For enterprising law students who want to start practicing law the day they graduate from law school, the Green Mountain State provides an interesting opportunity. Here’s how: unlike most states, which require students to be law school grads before sitting, in Vermont, a law student can sit for the bar after only five semesters of law school. Vermont is also one of the 34 states that now uses the Uniform Bar Examination. UBE states allow for score portability with other UBE jurisdictions. Thus, a student with a sufficient UBE score in Vermont could automatically become a member of the Rhode Island, Connecticut, or Maine bars with no additional tests. Others UBE states include Massachusetts, New York, New Jersey and, beginning in 2019, Illinois (these require a relatively easy state-specific test on top of the UBE).
Vermont only charges $300 to sit for their bar. So, a law student can make the trip to Burlington, at the end of February, take an actual bar exam for little more than the cost of a test exam. In 2018, Vermont reported its February results on April 16. Given that law school graduation is typically in mid-May, this would give students from states that accept the UBE several weeks to request the score transfer and meet the local requirements (which typically include the requirement of graduating law school) before getting to work.

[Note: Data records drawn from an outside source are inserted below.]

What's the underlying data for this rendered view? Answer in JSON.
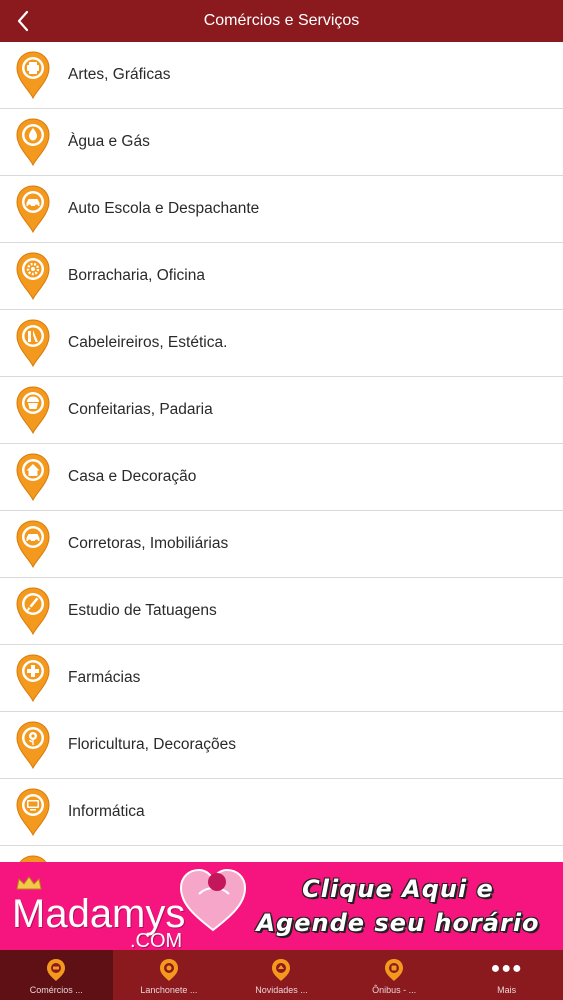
{
  "header": {
    "title": "Comércios e Serviços"
  },
  "categories": [
    {
      "label": "Artes, Gráficas",
      "icon": "printer-icon"
    },
    {
      "label": "Àgua e Gás",
      "icon": "water-drop-icon"
    },
    {
      "label": "Auto Escola e Despachante",
      "icon": "car-icon"
    },
    {
      "label": "Borracharia, Oficina",
      "icon": "gear-icon"
    },
    {
      "label": "Cabeleireiros, Estética.",
      "icon": "hair-salon-icon"
    },
    {
      "label": "Confeitarias, Padaria",
      "icon": "cupcake-icon"
    },
    {
      "label": "Casa e Decoração",
      "icon": "house-icon"
    },
    {
      "label": "Corretoras, Imobiliárias",
      "icon": "car-icon"
    },
    {
      "label": "Estudio de Tatuagens",
      "icon": "brush-icon"
    },
    {
      "label": "Farmácias",
      "icon": "medical-cross-icon"
    },
    {
      "label": "Floricultura, Decorações",
      "icon": "flower-icon"
    },
    {
      "label": "Informática",
      "icon": "monitor-icon"
    }
  ],
  "banner": {
    "brand": "Madamys",
    "brand_suffix": ".COM",
    "cta_line1": "Clique Aqui e",
    "cta_line2": "Agende seu horário"
  },
  "tabs": [
    {
      "label": "Comércios ...",
      "icon": "pin-icon"
    },
    {
      "label": "Lanchonete ...",
      "icon": "pin-icon"
    },
    {
      "label": "Novidades ...",
      "icon": "pin-icon"
    },
    {
      "label": "Ônibus - ...",
      "icon": "pin-icon"
    },
    {
      "label": "Mais",
      "icon": "more-icon"
    }
  ],
  "colors": {
    "header": "#8b1a1f",
    "tab_active": "#5e1014",
    "pin": "#f39a1e",
    "banner": "#f6157f"
  }
}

Why does this matter? It means being available 3 months before classmates to work; the ability to work as a lawyer for the federal government (or other jobs that just require admission to any bar); it means avoiding a stressful summer of studying, followed by 2-3 stressful months of awaiting results; it means being able to work in 34 states with little-to-no further requirement; it means saving several thousand dollars on bar prep courses.
What’s the downside? Less than $1000 for people within driving distance of Vermont (assuming $300 for the bar exam; 2 nights hotel in Burlington, meals, and throw in a one-day ski pass to unwind the next day), but, at a minimum, they get the experience of a “practice” bar exam under real conditions. Seems like a good option for self-starters with a big upside.